DK: Jungle Climber Review
Posted by Stuart Reddick
You spin me right round baby right round...
It's time to spin, swing, and fling yourself into adventure with DK: Jungle Climber! Using the game’s simple controls, players take control of Donkey Kong and Diddy Kong as they journey throughout the land trying to assist a talking banana known as Xananab. For you see, the evil King K. Rool stole five Crystal Bananas belonging to Xananab. After Donkey Kong shot down Xananab’s banana ship, Donkey Kong agreed to assist him in finding the five Crystal Bananas that King K. Rool stole. Ok, that's the plot out of way - what's the game actually like?
Like its predecessor DK: King of Swing, Jungle Climber uses mostly the L and R buttons. By pressing and releasing both buttons simultaneously, DK will jump. By pressing the A button, DK will jump and attack enemies. If you have Diddy Kong, you can press A again to launch Diddy Kong into the air so that he can retrieve items that Donkey Kong can’t.
At the beginning of the game, Cranky Kong will give you a rundown on how the game works. After viewing the concept on the top screen, Cranky applies what you have learned in a short minigame. By completing the minigame, Cranky moves on to teach you another technique. After getting explained the basics of the game to you, you can embark on your adventure. Throughout the game, Cranky will appear and teach you advanced techniques as well as share valuable information about stages and items.
In each level, there are several things you can collect. For starters, there are four letters; K, O, N, G. The letters are found in the order listed and once you find all four letters, something special will happen. In addition to this, there are Banana Medals as well as some other things. As usual, there are bananas to collect and by collecting one hundred bananas, you gain a 1-up.
In Jungle Climber there are pegs that you must grab unto. To grab onto a peg, press the L or R button. The L button will make Donkey Kong grab unto to a peg to the left of him, while the R button will make him grab unto a peg right of him. By grabbing unto a peg, Donkey Kong will spin until you release the L or R button. Once you let go, Donkey Kong goes in the direction that he stopped spinning in. While he jumps, you can grab unto another peg by pressing the L or R button.
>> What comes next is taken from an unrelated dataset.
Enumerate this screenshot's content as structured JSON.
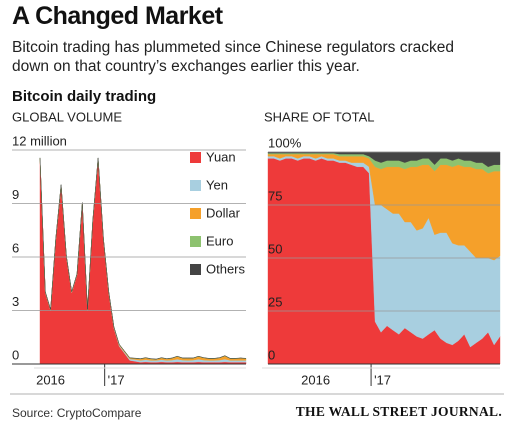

If you are spinning you can press the opposite button (Press the L button if your holding the R button and vice versa) to grab unto another peg and stop spinning. When you are not spinning, you can attack and launch Diddy Kong but when you are, you can’t launch him.
Besides grabbing unto pegs, there are also flowers you can grab. By attaching yourself unto one, you’ll be flung to another part of the stage. In addition to this, there are also boulders you can grab. If you grab unto the right part of a boulder, the boulder moves right. While the boulder is moving, you have to concentrate on staying on the right side of the boulder. If you happen to end up on the left side, the boulder will halt. If you continue to stay on the left side of the boulder, the boulder starts moving to the left.
In each stage, there are Bonus Barrels that you can jump in. Jumping in will blast you off to play a minigame. Besides Bonus Barrels, there are also barrels that will just simply send you to another part of the stage. In one way, DK: Jungle Climber is very similar to the Donkey Kong Country series, but in another, it’s very different. There were bananas scattered across each stage, letters to collect as well as barrels to blast off in. In Jungle Climber, you have pegs to grab unto, whereas in the Donkey Kong Country series, you never had that, but you did however have ropes to climb.
Occasionally you will engage in conversations with other characters. While the dialogue is decent, what really impressed me were the character models. Each character is very well done and they look like they came out of a Nintendo Gamecube game. The backgrounds are 2-D, unfortunately, which is why we came away a little disappointed with the graphics.
The sound in Jungle Climber is pretty decent but it’s definitely not something of high caliber. Essentially the music is a little like that of the Donkey Kong Country games, which is a good thing. It is usually very joyful and upbeat but it can get a little repetitive. We personally loved the music but I would have liked to hear a little more variety.
In addition to the single player adventure, there is also a multiplayer mode for you to play. Thankfully it’s a single card multiplayer mode and up to four players can play together using just one copy of Jungle Climber. Though the multiplayer mode is nowhere near as good as the single player mode, it may still be worth checking out for some people.
Our biggest complaint with Jungle Climber is the difficulty. The game starts off really easy and gets hard really fast. The first couple of levels don’t even have any enemies to kill you. However once you reach the second world, there are a lot of enemies which can get a little frustrating. Speaking of worlds and levels, the level design is great. One minute you are in a cave and the next you are under the sea. Each level and world is really unique in my opinion and it’s really hard to find a game where each level and world is unique these days.
Overall, Jungle Climber is definitely one of the most unique Nintendo DS games available. Though it doesn’t use the touchscreen at all, the game still feels a lot like a Nintendo DS game. The graphics are fabulous, the music is decent, and even the controls are good. Our only major complaint with Jungle Climber is that the game starts off a little too easy and then it gets really difficult. Other then that, Jungle Climber is a decent addition to anyone’s Nintendo DS collection.